İHRACATTA GERÇEKLEŞEN GÜÇLÜ ARTIŞTA YAPISAL VE KALICI ÖGELERİN AĞIR BASTI: Önümüzdeki döneme ait olarak, ihracat üzerindeki aşağı yönlü riskler bir önceki rapor dönemine göre artmış olmakla birlikte, pandemi sonrasında ihracatımızda gerçekleşen güçlü artışta yapısal ve kalıcı ögelerin ağır bastığını özellikle belirtmek isterim. Haziran 2018’den günümüze, ihracat ölçümüz yaklaşık yüzde 35,4 oranında artarken, gelişmekte olan ve gelişmiş ülkelerdeki ihracat ölçüsü artış oranları, sırasıyla, yüzde 15,8 ve yüzde 3,7 ile hudutlu kalmıştır. İhracat performansımızdaki olumlu ayrışmada, pandemi sonrasındaki süreçte ürün ve ülke çeşitlendirmesi yoluyla artan rekabetçi yapımız tesirli olmuştur. Finansal sistemin ihracatçıları destekleyici rolünü artırmaya yönelik atmış olduğumuz aktif adımlar da bu güçlü performansta belirleyici rol oynamaktadır.
TURİZM SEKTÖRÜNÜN BİRİNCİ SEKİZ AYDAKİ PERFORMANSI MEMNUNİYET VERİCİDİR: Ağustos ayı prestijiyle, yatırım ve ihracat kredilerinin toplam ticari krediler içerisindeki hissesi yüzde 28’i aşarak, son 20 yılın en yüksek düzeyine ulaşmıştır. Dış istikrarın önemli bir ögesi olmasının yanı sıra geniş bir istihdam ve gelir kaynağı da olan turizm sektörünün birinci sekiz aydaki performansı memnuniyet vericidir. Seyahat gelirlerinin 2021 yılına göre aylık bazda yüksek artış kaydettiği ve 2019 yılı sayılarını aştığı görülmektedir. Eylül ayına ilişkin öncü göstergeler, turizm gelirlerindeki güçlü seyrin devam ettiğine işaret etmektedir.
TÜKETİCİ FİYATLARI ÖNGÖRDÜĞÜMÜZ ORANDA ARTTI: Tüketici fiyatları eylül ayında yıllık bazda yüzde 83,5 oranında artmış ve temmuz ayı enflasyon raporunda öngördüğümüz patikanın orta noktasına yakın gerçekleşmiştir. Yıllık bazda çekirdek enflasyon göstergeleri ise nispeten daha olumlu bir görünüm sergilemektedir.
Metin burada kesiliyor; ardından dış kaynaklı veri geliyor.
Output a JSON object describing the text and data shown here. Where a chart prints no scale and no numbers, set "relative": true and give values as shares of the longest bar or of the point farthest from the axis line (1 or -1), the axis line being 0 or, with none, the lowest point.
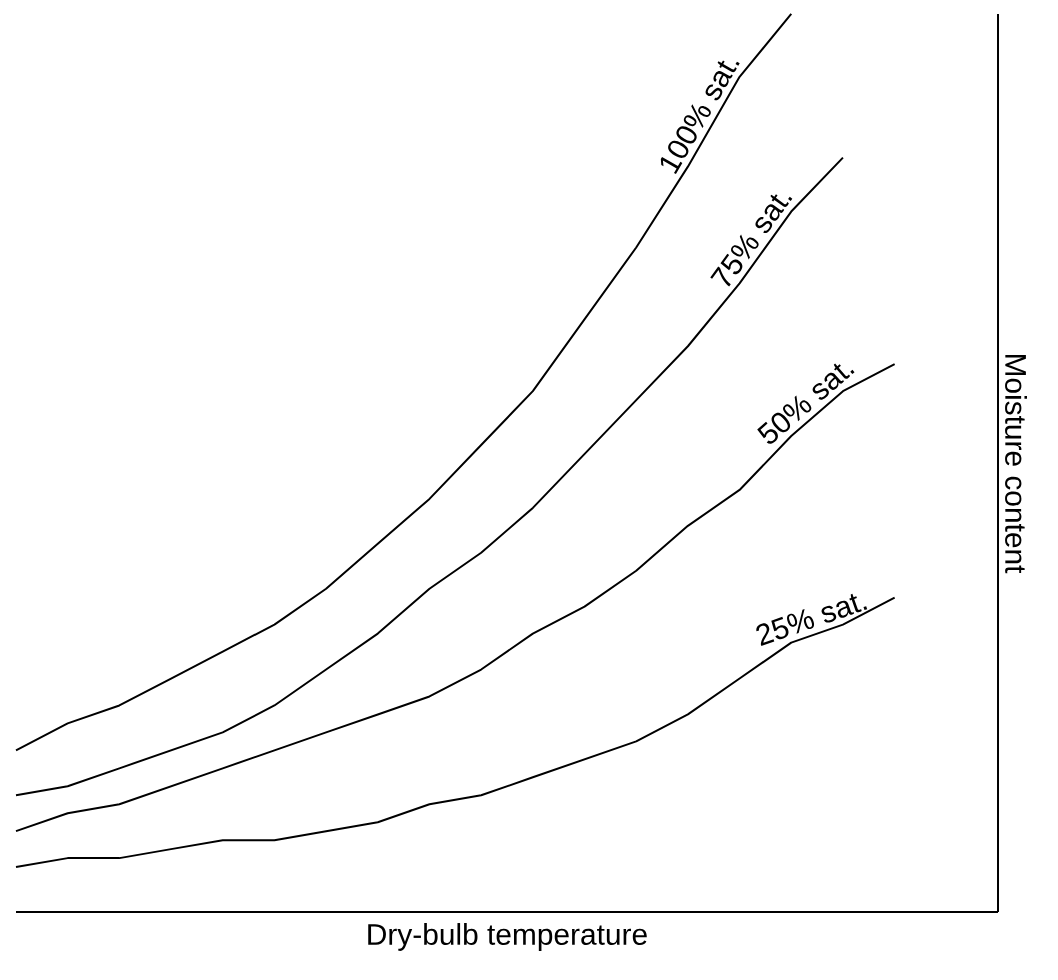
{
  "chart_data": {
    "type": "line",
    "relative": true,
    "xlabel": "Dry-bulb temperature",
    "ylabel": "Moisture content",
    "line_style": "solid",
    "categories": [
      null,
      null,
      null,
      null,
      null,
      null,
      null,
      null,
      null,
      null,
      null,
      null,
      null,
      null,
      null,
      null,
      null,
      null,
      null,
      null
    ],
    "series": [
      {
        "name": "100% sat.",
        "color": "#000000",
        "values": [
          0.18,
          0.21,
          0.23,
          0.26,
          0.29,
          0.32,
          0.36,
          0.41,
          0.46,
          0.52,
          0.58,
          0.66,
          0.74,
          0.83,
          0.93,
          1.0,
          null,
          null,
          null,
          null
        ]
      },
      {
        "name": "75% sat.",
        "color": "#000000",
        "values": [
          0.13,
          0.14,
          0.16,
          0.18,
          0.2,
          0.23,
          0.27,
          0.31,
          0.36,
          0.4,
          0.45,
          0.51,
          0.57,
          0.63,
          0.7,
          0.78,
          0.84,
          null,
          null,
          null
        ]
      },
      {
        "name": "50% sat.",
        "color": "#000000",
        "values": [
          0.09,
          0.11,
          0.12,
          0.14,
          0.16,
          0.18,
          0.2,
          0.22,
          0.24,
          0.27,
          0.31,
          0.34,
          0.38,
          0.43,
          0.47,
          0.53,
          0.58,
          0.61,
          null,
          null
        ]
      },
      {
        "name": "25% sat.",
        "color": "#000000",
        "values": [
          0.05,
          0.06,
          0.06,
          0.07,
          0.08,
          0.08,
          0.09,
          0.1,
          0.12,
          0.13,
          0.15,
          0.17,
          0.19,
          0.22,
          0.26,
          0.3,
          0.32,
          0.35,
          null,
          null
        ]
      }
    ]
  }
}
B ve C endekslerinin aylık değişim oranlarında son aylarda bir ölçü yavaşlama gerçekleşmiştir. Enflasyonun dağılımına yönelik hesapladığımız alternatif çekirdek enflasyon göstergeleri de B ve C endekslerinin aylık artışlarında gözlediğimiz bu ölçülü yavaşlamayı teyit etmektedir. TÜFE yayılım endeksinde de üçüncü çeyrekte bir ölçü gerileme gerçekleşmiştir.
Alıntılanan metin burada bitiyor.